Whether Trump is right or not may be a moot point. Business Insider's outlook on his statement is bleak.
"In invoking the alt-left, Trump branded those fighting racism and anti-Semitism as equivalent to those perpetrating them," it writes. "And by using the phrase, he delighted white nationalists by bringing their terminology to the mainstream."
Charlottesville: Trump under fire after far-right killing
Donald Trump has been criticised for failing to condemn white supremacist violence which left one person dead and 19 others injured.
Far-right demonstrators carrying flaming torches and screaming racial epithets clashed with counter-protesters in Charlottesville, Virginia, on Saturday, before a car was deliberately driven into the crowd, killing a woman.
The BBC reports that neo-Nazis and Ku Klux Klan members punched and kicked counter-protestors, while pepper spray, "used by both sides, fill[ed] the air".
The unrest erupted in response to plans to remove a statue of Robert E Lee, the Confederate civil war general.
It presented Trump with his first "domestic crisis" says Reuters, "with many on both left and right criticizing him for waiting too long to address it and then, when he did so, failing to explicitly condemn the white-supremacist marchers who ignited the melee".
His wife Melania tweeted a response to the violence almost immediately, but it took the President another 40 minutes to issue a statement from his golf course in New Jersey. He condemned "hatred, bigotry and violence" on "many sides", a phrase he repeated many times.
Both the timing and wording of his remarks drew criticism not just from Democrats but also from many in his party.
Republican senator Cory Gardner of Colorado tweeted: "Mr President – we must call evil by its name. These were white supremacists and this was domestic terrorism."
Senator Orrin Hatch of Utah said: "We should call evil by its name. My brother didn't give his life fighting Hitler for Nazi ideas to go unchallenged here at home."
The views were echoed by senior Democrats, including the party's leader in the Senate, Chuck Schumer, who said in a statement: "The march and rally in Charlottesville goes against everything the American flag stands for." He called on President Trump to "condemn this in the strongest terms immediately".
Former presidential candidate Bernie Sanders described the violence as a "provocative effort by Neo-Nazis to foment racism and hatred and create violence".
"Picking a 'worst' from Donald Trump's statement isn't easy," says CNN's editor-at-large Chris Cillizza, "but, the emphasis of 'on many sides' - Trump repeated that phrase twice - is, I think, the low ebb. It's hard to hard to imagine a less presidential statement in a time in which the country looks to its elected leader to stand up against intolerance and hatred."
David Duke - the former head of the Ku Klux Klan who endorsed Trump's candidacy in 2016 - called on the President to go further. "I would recommend you take a good look in the mirror and remember it was White Americans who put you in the presidency, not radical leftists," he said.

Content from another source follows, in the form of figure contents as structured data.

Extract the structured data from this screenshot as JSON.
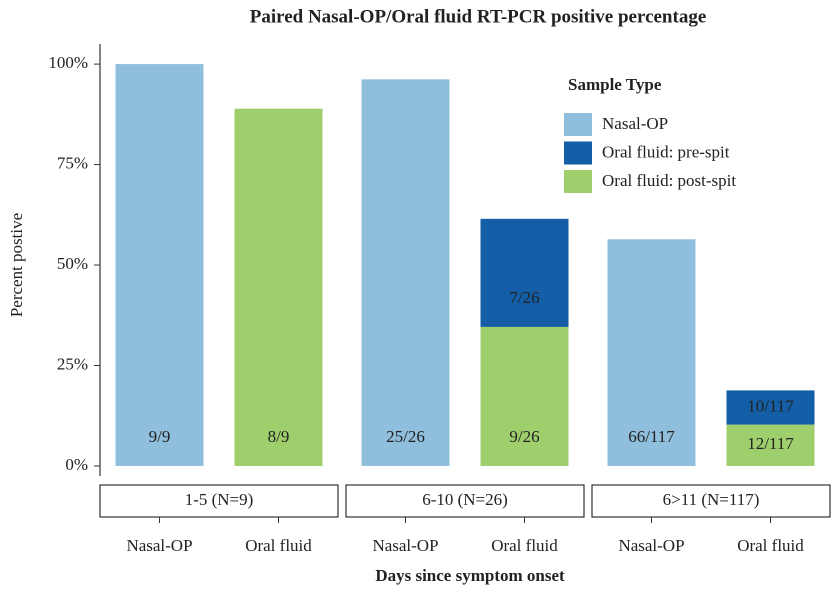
{
  "chart_data": {
    "type": "stacked_bar",
    "title": "Paired Nasal-OP/Oral fluid RT-PCR positive percentage",
    "y_label": "Percent postive",
    "x_label": "Days since symptom onset",
    "facets": [
      "1-5 (N=9)",
      "6-10 (N=26)",
      "6>11 (N=117)"
    ],
    "categories": [
      "Nasal-OP",
      "Oral fluid",
      "Nasal-OP",
      "Oral fluid",
      "Nasal-OP",
      "Oral fluid"
    ],
    "legend_title": "Sample Type",
    "legend": "top-right",
    "series": [
      {
        "name": "Nasal-OP",
        "color": "#8fbfdc",
        "values": [
          100,
          null,
          96.2,
          null,
          56.4,
          null
        ],
        "value_labels": [
          "9/9",
          null,
          "25/26",
          null,
          "66/117",
          null
        ]
      },
      {
        "name": "Oral fluid: pre-spit",
        "color": "#135ea6",
        "values": [
          null,
          null,
          null,
          26.9,
          null,
          8.5
        ],
        "value_labels": [
          null,
          null,
          null,
          "7/26",
          null,
          "10/117"
        ]
      },
      {
        "name": "Oral fluid: post-spit",
        "color": "#9fcf6c",
        "values": [
          null,
          88.9,
          null,
          34.6,
          null,
          10.3
        ],
        "value_labels": [
          null,
          "8/9",
          null,
          "9/26",
          null,
          "12/117"
        ]
      }
    ],
    "ylim": [
      -2.5,
      105
    ],
    "yticks": [
      {
        "value": 0,
        "label": "0%"
      },
      {
        "value": 25,
        "label": "25%"
      },
      {
        "value": 50,
        "label": "50%"
      },
      {
        "value": 75,
        "label": "75%"
      },
      {
        "value": 100,
        "label": "100%"
      }
    ]
  }
}
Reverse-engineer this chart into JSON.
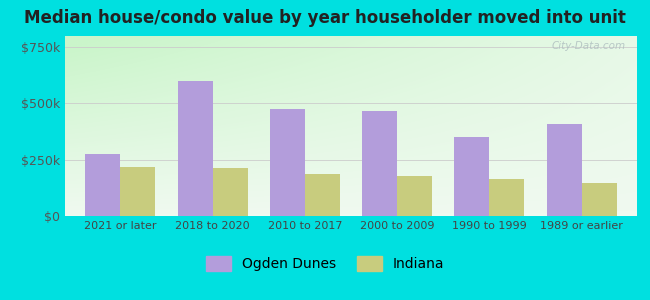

The violence is the latest clash between the far-right and their opponents since Trump took office six months ago. In July, about two dozen people were arrested in Charlottesville when the Ku Klux Klan rallied against the plan to remove the Lee statue.
The BBC reports that four people have been arrested in connection to Saturday's violence, including a 20-year-old man believed to have been the driver of the vehicle. The FBI has opened a civil rights investigation into the incident.